Until recently (April 2015), Meterpreter always sent string data in whatever the system encoding happened to be. With the TLV protocol, the TLV_TYPE_STRING was treated roughly as a plain C byte array, with no real expectations as to how the data should be decoded on the Meterpreter or Metasploit framework sides. As a result, type confusion occurred between different locales on remote machines and the local console. To avoid corrupting the terminal due to mistaken character encoding interpretations, Metasploit framework implements Unicode filter that converts any possibly unprintable characters into hex strings. While this allows a sufficiently-advanced human to eyeball a string for meaning, it makes dealing with Unicode strings awkward.
To solve the problem, TLV_TYPE_STRING has been retroactively declared to mean UTF-8 encoding only. All Meterpreter implementations should send UTF-8 strings and expect them in requests. On Windows systems, this means that Meterpreter needs to convert to and from Windows’ UTF-16LE implementation.
So far, the Filesystem operations on all Meterpreters have been converted to expect a and send UTF-8 strings. Only the PHP meterpreter on Windows lacks Unicode support, due to limitations in PHP itself. All new TLVs should send and receive UTF-8. There is still functionality, that needs conversion beyond the Filesystem APIs, and these can be loosely discovered with a command like grep -R A\( *
to find all ASCII variants of functions called by meterpreter.

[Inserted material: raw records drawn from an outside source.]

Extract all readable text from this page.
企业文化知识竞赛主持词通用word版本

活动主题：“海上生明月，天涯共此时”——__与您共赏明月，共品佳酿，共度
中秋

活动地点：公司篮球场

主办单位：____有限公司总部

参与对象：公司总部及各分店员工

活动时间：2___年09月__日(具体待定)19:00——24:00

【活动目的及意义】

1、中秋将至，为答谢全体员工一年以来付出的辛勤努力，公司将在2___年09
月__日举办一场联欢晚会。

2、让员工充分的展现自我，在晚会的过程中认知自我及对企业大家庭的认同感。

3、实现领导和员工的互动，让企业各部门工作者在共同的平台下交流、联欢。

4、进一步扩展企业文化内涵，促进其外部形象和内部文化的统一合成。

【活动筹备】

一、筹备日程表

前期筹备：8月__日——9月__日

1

In the Windows C meterpreter, there are a couple of helper functions to simplify the conversion work:
wchar_t *utf8_to_wchar(const char *in);
char *wchar_to_utf8(const wchar_t *in);
These functions both allocate a new string as their return value, so the strings should be freed after use by the caller. Here is an example of a function expanding a path and performing the conversion to and from UTF-8:
char * fs_expand_path(const char *regular)
{
wchar_t expanded_path[FS_MAX_PATH];
wchar_t *regular_w;
regular_w = utf8_to_wchar(regular);
if (regular_w == NULL) {
return NULL;
}
if (ExpandEnvironmentStringsW(regular_w, expanded_path, FS_MAX_PATH) == 0) {
free(regular_w);
return NULL;
}
free(regular_w);
return wchar_to_utf8(expanded_path);
}
Unicode support in Metasploit framework today is enabled by default on Linux/Unix systems, since most modern terminal emulators have no trouble displaying the characters. However, on Windows, most native terminal emulators ironically have trouble working with more than one language at once, due to historical code page support. So, for Windows, Unicode characters are still filtered by default. Setting EnableUnicodeEncoding to false will allow the native characters to be emitted by the Metasploit console.